PENSACOLA, Fla. (WKRG) — Veterans Day is just a week away. Leading up to that, a remarkable 6-day event, involving more than one thousand volunteers, kicks off Saturday morning in Pensacola. It will give people in the community, including you, the opportunity to honor those who died in the Vietnam War.

It’s been 30 years since the Wall South, a half-size exact replica of the Vietnam Veterans Memorial Wall in Washington, D.C., was installed in Pensacola. Since that time, thousands of people have come to the wall to pay their respects to those who lost their lives in the Vietnam War.

“This is a very sacred place,” said Jill Hubbs, who serves on the foundation board that oversees the Wall South and who lost her own father in the Vietnam War. “I’ve been here at this wall many times over the years and I’ve seen veterans just sit and stare at the panels and you know they are thinking about their experiences in Vietnam. You know they are thinking about their comrades.”
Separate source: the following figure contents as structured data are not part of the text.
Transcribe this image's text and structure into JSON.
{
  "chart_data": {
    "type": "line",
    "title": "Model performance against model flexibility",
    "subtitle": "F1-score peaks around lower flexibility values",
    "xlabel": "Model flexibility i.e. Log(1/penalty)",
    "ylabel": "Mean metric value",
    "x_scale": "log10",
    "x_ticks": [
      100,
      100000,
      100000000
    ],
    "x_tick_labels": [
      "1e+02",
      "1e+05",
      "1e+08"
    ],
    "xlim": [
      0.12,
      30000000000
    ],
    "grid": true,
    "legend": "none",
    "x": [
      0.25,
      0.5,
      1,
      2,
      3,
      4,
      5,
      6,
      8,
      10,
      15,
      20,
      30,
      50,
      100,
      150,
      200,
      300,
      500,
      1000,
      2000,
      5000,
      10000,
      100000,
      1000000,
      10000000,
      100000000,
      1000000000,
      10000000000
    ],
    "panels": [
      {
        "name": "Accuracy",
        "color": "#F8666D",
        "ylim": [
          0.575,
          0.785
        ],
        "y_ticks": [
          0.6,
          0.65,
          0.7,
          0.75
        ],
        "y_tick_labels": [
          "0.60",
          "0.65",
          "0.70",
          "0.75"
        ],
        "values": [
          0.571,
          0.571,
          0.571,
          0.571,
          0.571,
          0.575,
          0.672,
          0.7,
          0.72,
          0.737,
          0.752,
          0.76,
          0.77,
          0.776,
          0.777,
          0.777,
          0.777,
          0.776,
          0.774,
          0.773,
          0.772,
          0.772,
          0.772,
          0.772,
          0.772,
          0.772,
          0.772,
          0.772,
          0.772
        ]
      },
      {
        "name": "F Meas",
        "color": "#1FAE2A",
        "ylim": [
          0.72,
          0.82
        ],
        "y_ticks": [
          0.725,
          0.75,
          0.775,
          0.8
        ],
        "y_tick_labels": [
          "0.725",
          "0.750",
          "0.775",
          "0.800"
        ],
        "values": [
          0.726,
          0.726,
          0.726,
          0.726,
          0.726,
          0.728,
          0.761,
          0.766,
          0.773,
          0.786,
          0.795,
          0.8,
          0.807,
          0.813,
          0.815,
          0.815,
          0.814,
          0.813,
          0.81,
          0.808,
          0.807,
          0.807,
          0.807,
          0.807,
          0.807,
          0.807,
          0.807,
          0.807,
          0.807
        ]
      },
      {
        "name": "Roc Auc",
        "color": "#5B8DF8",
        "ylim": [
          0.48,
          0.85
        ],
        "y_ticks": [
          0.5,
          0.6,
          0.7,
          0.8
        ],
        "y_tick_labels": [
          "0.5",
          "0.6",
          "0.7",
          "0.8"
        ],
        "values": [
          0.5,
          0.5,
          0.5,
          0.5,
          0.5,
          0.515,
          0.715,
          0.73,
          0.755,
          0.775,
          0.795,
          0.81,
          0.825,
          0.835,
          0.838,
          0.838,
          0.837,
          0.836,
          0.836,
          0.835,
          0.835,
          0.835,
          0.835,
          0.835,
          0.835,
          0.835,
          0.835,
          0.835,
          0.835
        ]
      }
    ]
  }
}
The memorial wall is comprised of granite panels that display the names and reflect the lives, of the more than 58,000 service members who died in the Vietnam War.

On the day we visited, Hubbs pointed out her father’s name. “It’s right here,” she said as she gently touched the etched name. “Donald R. Hubbs. He’s actually technically still missing since March 17, 1968. He was a Navy pilot. The plane just disappeared off the radar of the coast of North Vietnam.”

Stan Barnard serves on the foundation board with Hubbs. He enlisted in the Vietnam War straight out of high school, at 18 years old. He said he visits often, in part because, “I have several friends on the wall.”

One of those was a high school buddy. “He was the last young man from Pensacola to be killed there,” said Barnard.

Along with an army of volunteers, Hubbs and Barnard are working to make sure no name on this wall, no person behind the name, is forgotten. They’ve organed an extraordinary “reading of the names” at the Wall South. There are 58,318 names on this wall, arranged alphabetically by the day and year the person died or went missing. Beginning Saturday morning, Nov. 5, and lasting for 6 straight days, each of these names will be read aloud by a total of more than 1,200 volunteers from the Pensacola area. The reading of the names will begin Saturday morning and will last for the next six days, from 9 a.m. to 6 p.m. every day.

Hubbs said, “It’s important that they are remembered and that their service and their sacrifice is not just etched on the wall, that it is said by someone and that they are remembered.”

Important to the memory of those who are gone, but also, say Hubbs and Barnard, to those who remain, whether they know a name on this wall or not.

Hubbs said, “It’s a place of hope and healing actually for many veterans, for their families and for the community as a whole.”